- Ahlers in 1931
- Born: Eleanor E. Ahlers May 16, 1911 Seattle, Washington, U.S.
- Died: November 24, 1997 (aged 86) Seattle, Washington, U.S.
- Education: {{University of Washington (B.A., M.A.)|University of Denver (B.L.S.)}}
- Occupation: school librarian
- Employer(s): Everett Public Schools, American Association of School Libraries
- Organization(s): American Association of School Libraries, Washington State Association of School Librarians, American Association of School Librarians, Association of American Library Schools, Washington Association of Educational Communication and Technology, Pacific Northwest Library Association

= Eleanor E. Ahlers =

American teacher and librarian

 Eleanor E. Ahlers (May 16, 1911 – November 24, 1997) was a foreign languages teacher, teacher-librarian and university professor who served as president of the American Association of School Libraries. Ahlers advocated for improved school library media collections, services, and full librarian involvement in curriculum development in the State of Washington and nationally. Eleanor Ahlers died on November 24, 1997, in Seattle at the age of 85.

==Education==
Eleanor. E. Ahlers began her university career at the University of Washington, where she received a Bachelor of Arts in French in 1932. She got a Bachelor of Library Science from the University of Denver in 1942. She continued her education with course work at the University of California, Berkeley during the summer of 1948. Finally, she returned to the University of Washington and received an M.A. in Curriculum Studies in 1957.

==Career==
After graduating from the University of Washington, Ahlers was an English and foreign languages teacher in South Bend, Washington, from 1932 to 1936. Following her graduation from the University of Denver, she began a career as a school librarian, beginning with a high school position in Everett, Washington, from 1942 to 1953, and ultimately moving to a more senior position as supervisor of school libraries from 1952 to 1953.

A combination of practical experience and passion for school librarianship led Ahlers to a new position as assistant professor of library science at the School of Education at the University of Oregon from 1953 to 1957. Although she had previously taught teacher-librarian courses at the University of Wyoming during the summers of 1945 and 1946, as well as at San Jose State College during the summers of 1947 and 1952, her acceptance of the assistant professor position was her first full-time university teaching job.

Ahlers was executive secretary of the American Association of School Libraries (AASL) from 1957 to 1961. After that, she became the first supervisor of library services at the Washington Department of Public Instruction in Olympia from 1961 to 1966. She ended her career at the University of Washington as associate professor position from 1966 to 1970 and as professor from 1970 to 1976.

She received many honors during her career, including entries in Who's Who in America, Who's Who in the West, and Who's Who of American Women.

==Publications and research==
At the Department of Public Instruction in Olympia, she edited “Notes from Everywhere for Washington School Librarians,” recognized as a valuable contribution to the profession within the state.

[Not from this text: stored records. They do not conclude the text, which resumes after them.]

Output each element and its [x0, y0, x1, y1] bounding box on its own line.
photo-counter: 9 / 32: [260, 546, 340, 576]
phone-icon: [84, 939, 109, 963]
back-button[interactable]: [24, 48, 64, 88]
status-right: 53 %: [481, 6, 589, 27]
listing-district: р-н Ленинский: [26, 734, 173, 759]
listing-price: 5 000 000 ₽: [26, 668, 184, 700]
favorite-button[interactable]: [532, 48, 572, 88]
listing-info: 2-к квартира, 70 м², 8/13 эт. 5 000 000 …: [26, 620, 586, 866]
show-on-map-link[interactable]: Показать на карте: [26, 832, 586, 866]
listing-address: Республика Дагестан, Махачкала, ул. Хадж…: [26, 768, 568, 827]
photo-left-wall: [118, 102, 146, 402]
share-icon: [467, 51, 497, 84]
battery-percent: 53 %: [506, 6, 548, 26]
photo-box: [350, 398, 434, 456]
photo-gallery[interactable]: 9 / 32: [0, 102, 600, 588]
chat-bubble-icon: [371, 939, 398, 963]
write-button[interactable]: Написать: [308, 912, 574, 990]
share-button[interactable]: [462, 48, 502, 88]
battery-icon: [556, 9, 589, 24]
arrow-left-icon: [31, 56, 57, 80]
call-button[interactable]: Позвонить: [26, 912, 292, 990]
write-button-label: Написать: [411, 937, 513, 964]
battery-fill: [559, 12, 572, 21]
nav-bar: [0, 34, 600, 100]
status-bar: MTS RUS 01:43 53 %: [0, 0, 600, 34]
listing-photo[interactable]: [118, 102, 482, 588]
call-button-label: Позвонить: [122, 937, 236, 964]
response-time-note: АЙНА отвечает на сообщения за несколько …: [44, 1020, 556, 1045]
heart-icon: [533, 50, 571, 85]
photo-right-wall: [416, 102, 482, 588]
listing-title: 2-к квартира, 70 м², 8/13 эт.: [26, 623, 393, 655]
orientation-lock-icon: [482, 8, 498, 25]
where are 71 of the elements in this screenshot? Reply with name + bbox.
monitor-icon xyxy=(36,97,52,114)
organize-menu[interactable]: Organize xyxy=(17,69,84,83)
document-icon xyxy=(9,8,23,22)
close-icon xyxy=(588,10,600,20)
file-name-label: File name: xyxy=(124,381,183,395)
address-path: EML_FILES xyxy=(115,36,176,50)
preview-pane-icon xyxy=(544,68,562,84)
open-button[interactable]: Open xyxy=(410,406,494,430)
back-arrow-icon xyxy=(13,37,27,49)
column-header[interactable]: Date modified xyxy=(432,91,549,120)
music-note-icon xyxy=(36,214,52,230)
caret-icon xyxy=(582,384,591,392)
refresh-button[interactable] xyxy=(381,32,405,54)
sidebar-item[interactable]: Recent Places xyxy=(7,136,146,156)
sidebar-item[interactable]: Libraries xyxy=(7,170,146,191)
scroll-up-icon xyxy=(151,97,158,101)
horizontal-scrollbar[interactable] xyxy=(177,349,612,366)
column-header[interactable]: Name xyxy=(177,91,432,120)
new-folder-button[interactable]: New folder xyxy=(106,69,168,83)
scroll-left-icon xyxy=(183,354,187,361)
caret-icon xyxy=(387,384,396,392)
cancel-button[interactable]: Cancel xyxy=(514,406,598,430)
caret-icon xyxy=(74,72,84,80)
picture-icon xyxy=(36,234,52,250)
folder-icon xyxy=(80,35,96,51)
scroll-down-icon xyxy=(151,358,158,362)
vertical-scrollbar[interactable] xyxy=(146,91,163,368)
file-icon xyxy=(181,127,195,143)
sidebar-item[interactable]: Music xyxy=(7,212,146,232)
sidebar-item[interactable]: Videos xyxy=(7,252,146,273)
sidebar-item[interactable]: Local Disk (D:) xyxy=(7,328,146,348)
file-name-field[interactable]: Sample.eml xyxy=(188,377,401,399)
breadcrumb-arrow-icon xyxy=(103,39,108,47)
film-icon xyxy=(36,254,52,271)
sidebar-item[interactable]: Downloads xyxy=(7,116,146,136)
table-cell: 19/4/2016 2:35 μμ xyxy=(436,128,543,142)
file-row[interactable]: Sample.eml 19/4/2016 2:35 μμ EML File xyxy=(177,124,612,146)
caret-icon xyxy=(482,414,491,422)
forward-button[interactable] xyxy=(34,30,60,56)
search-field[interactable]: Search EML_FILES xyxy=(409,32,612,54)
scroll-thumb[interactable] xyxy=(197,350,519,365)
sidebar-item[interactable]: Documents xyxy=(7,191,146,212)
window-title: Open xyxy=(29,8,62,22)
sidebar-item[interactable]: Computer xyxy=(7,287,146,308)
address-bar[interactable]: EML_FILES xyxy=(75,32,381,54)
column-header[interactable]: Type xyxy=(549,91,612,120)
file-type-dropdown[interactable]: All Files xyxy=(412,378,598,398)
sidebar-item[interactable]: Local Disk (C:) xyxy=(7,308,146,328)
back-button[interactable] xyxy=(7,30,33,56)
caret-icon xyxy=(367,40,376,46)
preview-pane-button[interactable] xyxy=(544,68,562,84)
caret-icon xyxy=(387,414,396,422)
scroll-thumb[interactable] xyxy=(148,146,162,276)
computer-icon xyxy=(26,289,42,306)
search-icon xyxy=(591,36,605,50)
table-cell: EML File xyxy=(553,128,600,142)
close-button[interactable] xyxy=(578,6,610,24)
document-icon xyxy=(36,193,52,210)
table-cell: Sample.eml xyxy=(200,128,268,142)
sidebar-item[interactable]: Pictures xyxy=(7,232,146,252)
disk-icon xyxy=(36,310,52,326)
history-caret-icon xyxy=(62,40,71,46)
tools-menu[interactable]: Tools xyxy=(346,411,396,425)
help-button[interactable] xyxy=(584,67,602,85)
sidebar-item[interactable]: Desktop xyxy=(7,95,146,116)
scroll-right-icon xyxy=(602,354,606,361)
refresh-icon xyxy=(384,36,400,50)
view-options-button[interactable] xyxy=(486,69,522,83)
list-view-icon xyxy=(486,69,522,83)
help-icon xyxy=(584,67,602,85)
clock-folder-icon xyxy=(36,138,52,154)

Ahler's publications focused on the neglected area of the role and competencies of the school district library supervisor.

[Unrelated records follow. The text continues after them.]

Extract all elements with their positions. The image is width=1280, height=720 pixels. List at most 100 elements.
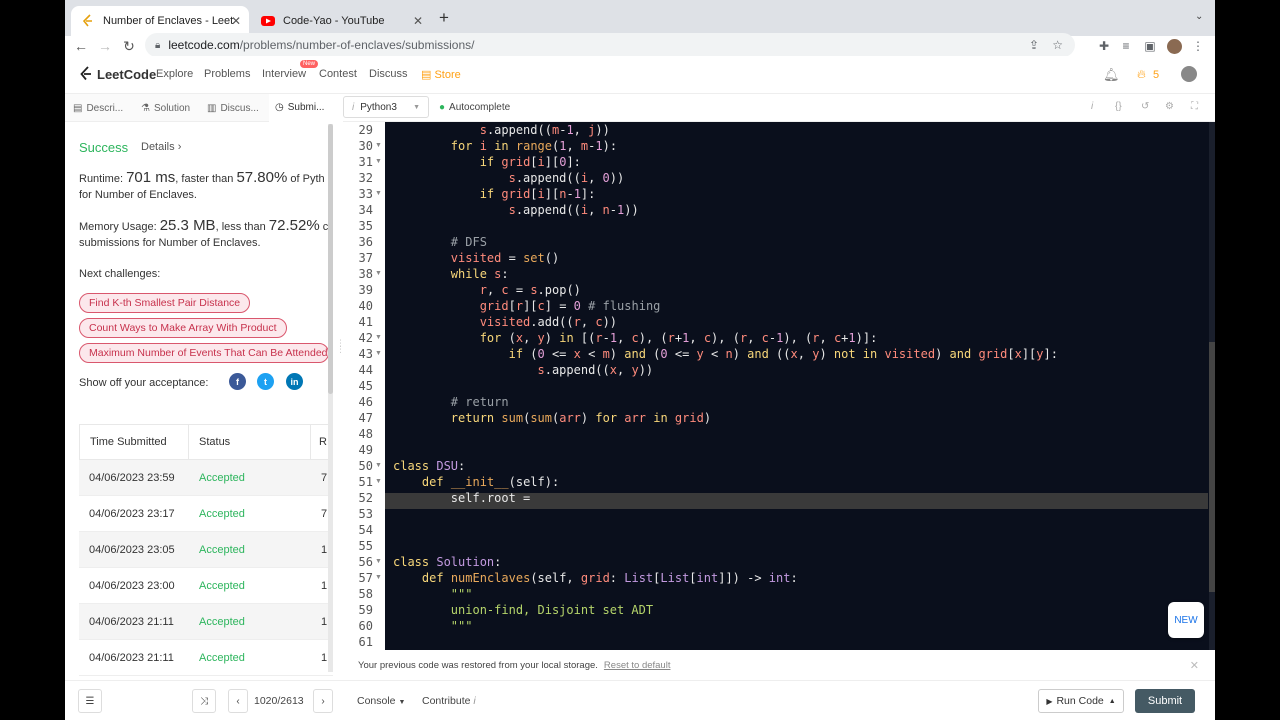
- profile-avatar[interactable]: [1165, 36, 1183, 56]
- table-row[interactable]: 04/06/2023 23:00 Accepted 1: [79, 568, 333, 604]
- reading-list-icon[interactable]: ≡: [1117, 36, 1135, 56]
- notification-bell-icon[interactable]: 🔔︎: [1103, 67, 1120, 83]
- share-icon[interactable]: ⇪: [1029, 38, 1039, 52]
- table-row[interactable]: 04/06/2023 21:11 Accepted 1: [79, 604, 333, 640]
- table-row[interactable]: 04/06/2023 23:59 Accepted 7: [79, 460, 333, 496]
- submission-status[interactable]: Accepted: [199, 496, 245, 532]
- fold-arrow-icon[interactable]: ▼: [375, 138, 382, 154]
- prev-problem-button[interactable]: ‹: [228, 689, 248, 713]
- code-line[interactable]: # return: [393, 394, 509, 410]
- streak-flame-icon[interactable]: 🔥︎: [1137, 67, 1146, 82]
- close-icon[interactable]: ✕: [231, 14, 241, 28]
- close-icon[interactable]: ✕: [1190, 659, 1199, 672]
- close-icon[interactable]: ✕: [413, 14, 423, 28]
- code-line[interactable]: # DFS: [393, 234, 487, 250]
- code-line[interactable]: return sum(sum(arr) for arr in grid): [393, 410, 711, 426]
- left-pane-scrollbar[interactable]: [328, 124, 333, 672]
- tab-submissions[interactable]: ◷ Submi...: [269, 94, 343, 122]
- column-header-status[interactable]: Status: [189, 424, 311, 460]
- nav-discuss[interactable]: Discuss: [369, 68, 408, 80]
- info-icon[interactable]: i: [1091, 101, 1093, 112]
- forward-arrow-icon[interactable]: →: [95, 36, 115, 56]
- side-panel-icon[interactable]: ▣: [1141, 36, 1159, 56]
- details-link[interactable]: Details ›: [141, 141, 181, 153]
- code-line[interactable]: if grid[i][n-1]:: [393, 186, 596, 202]
- challenge-link[interactable]: Find K-th Smallest Pair Distance: [79, 293, 251, 313]
- code-line[interactable]: union-find, Disjoint set ADT: [393, 602, 653, 618]
- column-header-time[interactable]: Time Submitted: [79, 424, 189, 460]
- code-line[interactable]: def numEnclaves(self, grid: List[List[in…: [393, 570, 798, 586]
- back-arrow-icon[interactable]: ←: [71, 36, 91, 56]
- fold-arrow-icon[interactable]: ▼: [375, 458, 382, 474]
- contribute-link[interactable]: Contribute i: [422, 695, 476, 707]
- url-omnibox[interactable]: 🔒︎ leetcode.com/problems/number-of-encla…: [145, 33, 1075, 57]
- twitter-icon[interactable]: t: [257, 373, 274, 390]
- code-line[interactable]: """: [393, 586, 473, 602]
- tab-solution[interactable]: ⚗ Solution: [141, 94, 190, 122]
- code-line[interactable]: s.append((i, n-1)): [393, 202, 639, 218]
- reset-icon[interactable]: ↺: [1141, 101, 1149, 112]
- run-code-button[interactable]: ▶ Run Code ▲: [1038, 689, 1124, 713]
- fold-arrow-icon[interactable]: ▼: [375, 186, 382, 202]
- nav-store[interactable]: ▤ Store: [421, 68, 461, 81]
- reset-to-default-link[interactable]: Reset to default: [604, 660, 671, 671]
- tab-description[interactable]: ▤ Descri...: [73, 94, 123, 122]
- submission-status[interactable]: Accepted: [199, 568, 245, 604]
- code-line[interactable]: s.append((x, y)): [393, 362, 654, 378]
- submission-status[interactable]: Accepted: [199, 460, 245, 496]
- code-line[interactable]: class DSU:: [393, 458, 465, 474]
- nav-interview[interactable]: Interview New: [262, 60, 319, 80]
- code-line[interactable]: if grid[i][0]:: [393, 154, 581, 170]
- scroll-thumb[interactable]: [1209, 342, 1215, 592]
- code-line[interactable]: grid[r][c] = 0 # flushing: [393, 298, 661, 314]
- fold-arrow-icon[interactable]: ▼: [375, 154, 382, 170]
- submission-status[interactable]: Accepted: [199, 604, 245, 640]
- fold-arrow-icon[interactable]: ▼: [375, 266, 382, 282]
- browser-tab-youtube[interactable]: Code-Yao - YouTube ✕: [251, 6, 431, 36]
- browser-tab-leetcode[interactable]: Number of Enclaves - LeetCode ✕: [71, 6, 249, 36]
- leetcode-logo[interactable]: LeetCode: [79, 66, 156, 82]
- challenge-link[interactable]: Maximum Number of Events That Can Be Att…: [79, 343, 329, 363]
- code-line[interactable]: visited.add((r, c)): [393, 314, 617, 330]
- fold-arrow-icon[interactable]: ▼: [375, 554, 382, 570]
- table-row[interactable]: 04/06/2023 23:17 Accepted 7: [79, 496, 333, 532]
- nav-explore[interactable]: Explore: [156, 68, 193, 80]
- code-line[interactable]: def __init__(self):: [393, 474, 559, 490]
- fold-arrow-icon[interactable]: ▼: [375, 330, 382, 346]
- shuffle-icon[interactable]: ⤨: [192, 689, 216, 713]
- fold-arrow-icon[interactable]: ▼: [375, 570, 382, 586]
- nav-problems[interactable]: Problems: [204, 68, 250, 80]
- facebook-icon[interactable]: f: [229, 373, 246, 390]
- table-row[interactable]: 04/06/2023 21:11 Accepted 1: [79, 640, 333, 676]
- code-line[interactable]: class Solution:: [393, 554, 501, 570]
- code-line[interactable]: r, c = s.pop(): [393, 282, 581, 298]
- problem-list-icon[interactable]: ☰: [78, 689, 102, 713]
- code-line[interactable]: for i in range(1, m-1):: [393, 138, 617, 154]
- challenge-link[interactable]: Count Ways to Make Array With Product: [79, 318, 287, 338]
- settings-gear-icon[interactable]: ⚙: [1165, 101, 1174, 112]
- code-line[interactable]: for (x, y) in [(r-1, c), (r+1, c), (r, c…: [393, 330, 878, 346]
- code-line[interactable]: visited = set(): [393, 250, 559, 266]
- linkedin-icon[interactable]: in: [286, 373, 303, 390]
- table-row[interactable]: 04/06/2023 23:05 Accepted 1: [79, 532, 333, 568]
- autocomplete-toggle[interactable]: ● Autocomplete: [439, 102, 510, 113]
- console-toggle[interactable]: Console ▼: [357, 695, 405, 707]
- user-avatar-icon[interactable]: [1181, 66, 1197, 82]
- code-line[interactable]: """: [393, 618, 473, 634]
- editor-scrollbar[interactable]: [1209, 122, 1215, 650]
- tab-discuss[interactable]: ▥ Discus...: [207, 94, 259, 122]
- fold-arrow-icon[interactable]: ▼: [375, 346, 382, 362]
- code-line[interactable]: s.append((i, 0)): [393, 170, 625, 186]
- code-line[interactable]: while s:: [393, 266, 509, 282]
- fullscreen-icon[interactable]: ⛶: [1191, 101, 1198, 112]
- scroll-thumb[interactable]: [328, 124, 333, 394]
- language-select[interactable]: i Python3 ▼: [343, 96, 429, 118]
- reload-icon[interactable]: ↻: [119, 36, 139, 56]
- code-line[interactable]: s.append((m-1, j)): [393, 122, 610, 138]
- bookmark-star-icon[interactable]: ☆: [1052, 38, 1063, 52]
- submit-button[interactable]: Submit: [1135, 689, 1195, 713]
- submission-status[interactable]: Accepted: [199, 640, 245, 676]
- submission-status[interactable]: Accepted: [199, 532, 245, 568]
- next-problem-button[interactable]: ›: [313, 689, 333, 713]
- extensions-icon[interactable]: ✚: [1095, 36, 1113, 56]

Ahlers shared a commitment to the study of the relationship between school libraries and curriculum and general principles of librarianship throughout her professional career, as was indicated by her master's thesis, “A Study of Library Services in Fifty-four Oregon High Schools which Have Utilized the Evaluative Criteria of the Cooperative Study of Secondary-School Standards."

Ahlers wrote more than 25 articles and contributed to other publications as an editor and a reviewer. Besides participating in numerous research projects as a member and director, she consulted with school districts in various areas in Washington State. Her research took her to more than 35 speaking engagements throughout the United States and Canada.

Much of her writing focused on children. She wrote articles about children's books, ways to attract children to libraries, and interpreting books for young people. She also created annotated bibliographies about literature for children.

==Associations==
Ahlers was an active member of many professional organizations, including the Washington State Association of School Librarians, of which she was president from 1950 to 1951. She was president of the American Association of School Librarians from 1966 to 1967. Ahlers also had other leadership positions with the American Library Association dating back to the early 1950s (e.g., Council, 1962–1965). She was also active in the Association of American Library Schools, the Washington Association of Educational Communication and Technology, and the Pacific Northwest Library Association.